Wine-drinking nations, I suspect, are born that way. Mondavi and his colleagues managed to create wine-drinking households, which was a pretty remarkable achievement; but it’s not the same thing. As a nation, we have habits that go back centuries and make it almost impossible to incorporate wine comfortably into ordinary life. We eat and run, we swerve frantically between teetotaling and bingeing, we think of food as a necessity but wine as an indulgence, and we wouldn’t dream of raising our children to drink sensibly by offering a little watered-down wine at the dinner table. Wine-drinking nations see wine as an intrinsic part of the meal, a feature so unremarkable that food-and-wine practically constitutes a single entity. Americans just don’t think that way.
The wine industry is well aware of this mindset, of course, and has been determined to change it for years. That’s where White Zinfandel comes in, and wine coolers, and cute packaging—they’re all meant to reassure us that wine is really no scarier than a soft drink and sometimes even tastes like one. But new products don’t get to the heart of the problem, which is that wine doesn’t have any obvious role to play in American culture. Of course it’s a reliable intoxicant, but apart from that, why should Americans bother with it? Wine isn’t a bit useful. It doesn’t speed things up, or teach us anything practical, or help us get rich, or make us better looking. All it does is round out a meal with incomparable charm, which for most people is nice on an anniversary but definitely beside the point on a Tuesday night at home.

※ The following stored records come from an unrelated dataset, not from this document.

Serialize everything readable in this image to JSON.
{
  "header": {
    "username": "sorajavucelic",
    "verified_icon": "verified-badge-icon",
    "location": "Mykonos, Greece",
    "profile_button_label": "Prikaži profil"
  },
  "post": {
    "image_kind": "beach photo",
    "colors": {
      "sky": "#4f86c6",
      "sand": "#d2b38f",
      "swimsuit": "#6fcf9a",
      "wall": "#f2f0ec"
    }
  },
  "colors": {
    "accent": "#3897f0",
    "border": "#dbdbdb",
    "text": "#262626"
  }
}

Believe me, I haven’t forgotten the main reason why a lot of Americans drink wine; but I’m trying to, because I find the whole notion so depressing. People in this country pour a glass of red in the evening to reduce the risk of heart disease. They drink for the health benefits. In recent decades, study after study has shown that moderate wine drinking is probably good for you (unless it’s bad for you—that is, if you’re pregnant or prone to drinking too much or have any other reason to avoid alcohol). For the wine industry, this is the best news since Repeal. But to put wine in the same category as aspirin and dutifully medicate yourself every day doesn’t make a dent in the graceless culture of speed and artifice that defines American life. Okay, so laboratory mice do way better on the treadmill once they’ve been treated with resveratrol, a component in red wine. So what? Until they can sit at the table with me over a beautiful bowl of winter soup, clink glasses and talk about reading Trollope, I’m not impressed.
There really are health benefits associated with wine, but a laboratory can’t replicate them. They have to do with slowing down for a meal, tasting what we eat and drink, spending time with people we care about, and bringing back the art of conversation. In fact, following this prescription you could skip the wine entirely if you don’t happen to like the stuff—you’re still going to feel better, and all the side effects are good.